The newest tool, CPSS-Mol, was derived from multivariable modeling of a learning cohort of 214 Italian, German, and Spanish patients, 93% of whom had a mutation in at least 1 of 38 leukemia-associated genes. The model was then validated in an independent cohort of 260 patients. CPSS-Mol includes 5 features: red cell transfusion dependence, white blood cell count (previously used to separate “proliferative” from “dysplastic” CMML subtypes), marrow blast proportion, karyotype, and mutation status for 4 genes (see figure). When the team that derived CPSS-Mol compared it to the other models that incorporate molecular genetic data, it performed better than either the Mayo or GFM models; other investigators will need to validate this result in independent data sets. The huge difference in median survival between CPSS-Mol risk groups, from 18 months in the highest risk cohort to >144 months in the lowest, underscores the remarkable heterogeneity of CMML.

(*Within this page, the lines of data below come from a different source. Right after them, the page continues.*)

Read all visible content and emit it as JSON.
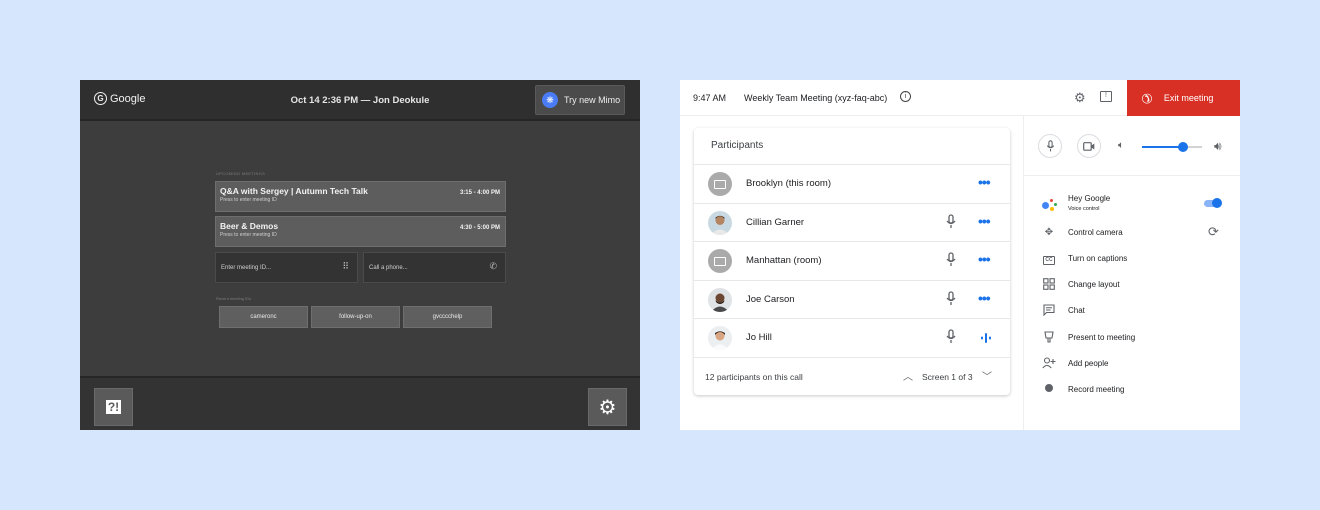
{
  "old_ui": {
    "logo_text": "Google",
    "header_title": "Oct 14 2:36 PM — Jon Deokule",
    "mimo_label": "Try new Mimo",
    "upcoming_label": "UPCOMING MEETINGS",
    "meetings": [
      {
        "title": "Q&A with Sergey | Autumn Tech Talk",
        "subtitle": "Press to enter meeting ID",
        "time": "3:15 - 4:00 PM"
      },
      {
        "title": "Beer & Demos",
        "subtitle": "Press to enter meeting ID",
        "time": "4:30 - 5:00 PM"
      }
    ],
    "meeting_id_placeholder": "Enter meeting ID...",
    "phone_placeholder": "Call a phone...",
    "recent_label": "Recent meeting IDs",
    "recent_chips": [
      "cameronc",
      "follow-up-on",
      "gvcccchelp"
    ]
  },
  "new_ui": {
    "time": "9:47 AM",
    "meeting_title": "Weekly Team Meeting  (xyz-faq-abc)",
    "exit_label": "Exit meeting",
    "participants_title": "Participants",
    "participants": [
      {
        "name": "Brooklyn (this room)",
        "avatar": "room",
        "mic": false,
        "action": "more"
      },
      {
        "name": "Cillian Garner",
        "avatar": "person",
        "mic": true,
        "action": "more"
      },
      {
        "name": "Manhattan (room)",
        "avatar": "room",
        "mic": true,
        "action": "more"
      },
      {
        "name": "Joe Carson",
        "avatar": "person",
        "mic": true,
        "action": "more"
      },
      {
        "name": "Jo Hill",
        "avatar": "person",
        "mic": true,
        "action": "speaking"
      }
    ],
    "participants_count": "12 participants on this call",
    "screen_indicator": "Screen 1 of 3",
    "volume_level": 0.68,
    "menu": [
      {
        "label": "Hey Google",
        "sublabel": "Voice control",
        "icon": "google-assistant-icon",
        "trailing": "toggle-on"
      },
      {
        "label": "Control camera",
        "icon": "camera-control-icon",
        "trailing": "refresh"
      },
      {
        "label": "Turn on captions",
        "icon": "captions-icon"
      },
      {
        "label": "Change layout",
        "icon": "layout-icon"
      },
      {
        "label": "Chat",
        "icon": "chat-icon"
      },
      {
        "label": "Present to meeting",
        "icon": "present-icon"
      },
      {
        "label": "Add people",
        "icon": "add-person-icon"
      },
      {
        "label": "Record meeting",
        "icon": "record-icon"
      }
    ],
    "accent_color": "#1a73e8",
    "exit_color": "#d93025"
  }
}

Prognostic systems are most helpful if they allow clinicians to choose 1 treatment path over another. Currently, however, the choice of paths for patients with CMML is limited, as the menu of effective drugs is short. Clinicians treating patients with CMML most commonly use either a hypomethylating agent (decitabine or azacitidine), a myelosuppressive drug such as hydroxyurea, cytarabine, or cladribine, or a hematopoietic growth factor. Outcomes with reduced-intensity conditioning allogeneic stem cell transplant tend to be poor in MDS/MPN overlap syndromes such as CMML because the proliferative clone regrows quickly, before a graft-versus-leukemia effect can develop. A few CMML-specific trials of new agents are ongoing, including studies of the farnesyltransferase inhibitor tipifarnib, the hypomethylating agent guadecitabine, and the anti–GM-CSF drug KB003. As better CMML risk-stratification tools such as CPSS-Mol are developed, we can hope that they will be accompanied by novel therapies that can improve outcomes for all of the risk groups defined by these tools.

Conflict-of-interest disclosure: The author declares no competing financial interests.